Environment: 300 namespaces, rotation_period=5m, max_parallel=3, 200m CPU limit.
Created 300 namespaces with OIDC named keys and bootstrapped key material.
Wave 1 2026-03-17T18:31 UTC 903 warnings
Wave 2 2026-03-17T18:47 UTC 713 warnings
Total 1,616 warnings
Sample log:
{"@level":"warn","@message":"error rotating OIDC keys","@module":"secrets.identity.identity_9239dadb","err":"context deadline exceeded"}
{"@level":"warn","@message":"error expiring OIDC public keys","@module":"secrets.identity.identity_9239dadb","err":"context deadline exceeded"}
All goroutines emit the same module ID (identity_9239dadb) — confirms the shared-state O(N²) behaviour where every goroutine iterates all namespaces.
Upgraded to v2.5.1, monitored across multiple rotation windows:
kubectl logs -n gitlab -l app.kubernetes.io/name=openbao \
--all-containers --since=15m | grep '"@level":"warn"' | grep -c "error rotating"
# 0
Zero cascade warnings. O(N²) fix confirmed.
After confirming zero warnings, checked whether JWKS kids were actually rotating:
test-ns-1 T=0: 72c430c2 bfef93d2 T+12m: 72c430c2 bfef93d2 # unchanged
test-ns-100 T=0: 715151ca aca1f43c T+12m: 715151ca aca1f43c # unchanged
test-ns-300 T=0: f497c59c 526b86e1 T+12m: f497c59c 526b86e1 # unchanged
No rotation across any of the 300 non-root namespaces after 12+ rotation windows.

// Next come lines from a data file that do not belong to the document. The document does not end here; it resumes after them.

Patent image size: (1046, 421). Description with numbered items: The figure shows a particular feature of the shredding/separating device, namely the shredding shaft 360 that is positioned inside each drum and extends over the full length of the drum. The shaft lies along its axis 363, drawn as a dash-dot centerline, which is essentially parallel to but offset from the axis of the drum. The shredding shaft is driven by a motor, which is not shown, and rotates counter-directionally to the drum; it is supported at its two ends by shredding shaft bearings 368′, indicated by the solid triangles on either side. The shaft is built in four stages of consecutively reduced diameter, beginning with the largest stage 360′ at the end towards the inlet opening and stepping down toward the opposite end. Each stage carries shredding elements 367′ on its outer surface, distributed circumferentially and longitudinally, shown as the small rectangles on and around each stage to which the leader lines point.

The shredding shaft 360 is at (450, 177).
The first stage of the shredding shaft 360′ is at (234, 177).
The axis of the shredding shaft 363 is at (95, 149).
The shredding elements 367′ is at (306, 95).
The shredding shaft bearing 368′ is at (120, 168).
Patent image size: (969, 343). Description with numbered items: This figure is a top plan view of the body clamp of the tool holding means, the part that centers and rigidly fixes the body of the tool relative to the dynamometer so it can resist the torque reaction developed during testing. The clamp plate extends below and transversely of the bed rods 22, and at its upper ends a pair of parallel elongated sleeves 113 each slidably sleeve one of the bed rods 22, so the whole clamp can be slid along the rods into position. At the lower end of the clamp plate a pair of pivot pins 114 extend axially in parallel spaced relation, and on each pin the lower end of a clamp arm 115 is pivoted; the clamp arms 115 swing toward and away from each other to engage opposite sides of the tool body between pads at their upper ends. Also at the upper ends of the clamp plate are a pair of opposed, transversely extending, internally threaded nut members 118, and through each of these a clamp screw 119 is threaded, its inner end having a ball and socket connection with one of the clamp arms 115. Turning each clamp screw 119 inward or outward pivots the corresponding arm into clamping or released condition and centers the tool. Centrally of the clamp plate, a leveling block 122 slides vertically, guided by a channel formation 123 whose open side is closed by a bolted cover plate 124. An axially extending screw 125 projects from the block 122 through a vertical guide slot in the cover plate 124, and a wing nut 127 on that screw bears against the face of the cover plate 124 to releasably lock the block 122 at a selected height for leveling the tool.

Silent — no errors or warnings.
Root cause: the v2.5.1 refactor introduced a double namespace prefix. oidcPeriodicFunc passes nsPath + "identity/oidc" to MatchingStorageByAPIPath, but the router already prepends nsPath internally:
# Non-root namespace (ns.Path = "test-ns-1/")
"test-ns-1/" + "test-ns-1/identity/oidc" → no radix tree match → nil → silent early return
Root namespace (ns.Path = "") is unaffected, which masked the regression initially.
Fix is a one-liner in vault/identity_store_oidc.go:
// v2.5.1 — buggy
s := i.router.MatchingStorageByAPIPath(ctx, nsPath+"identity/oidc")
// Fixed — router prepends nsPath internally
s := i.router.MatchingStorageByAPIPath(ctx, "identity/oidc")
Upstream bug filed: https://github.com/openbao/openbao/issues/2664
Re-ran v2.4.4 baseline (972 warnings, 3 waves), then deployed the patched binary.
Warnings:
Initial burst (first tick, all 300 overdue): 29
All subsequent windows: 0
The 29 initial failures are expected — all 300 namespaces had overdue NextRotation on pod start and fired simultaneously. No cascade. In production, namespaces are provisioned gradually so this burst won't occur.
JWKS kids rotating (test-ns-300, 28-minute window):
T=0: ab661e85 950d5a31 49f327de
T+5m: 8e015056 49f327de 337c775c
T+10m: 337c775c 8e015056 85df2fe5
T+28m: f94c0644 f6c44966 85df2fe5
6 rotations in 28 min — matches rotation_period=5m. Expired keys cleaned from JWKS confirmed.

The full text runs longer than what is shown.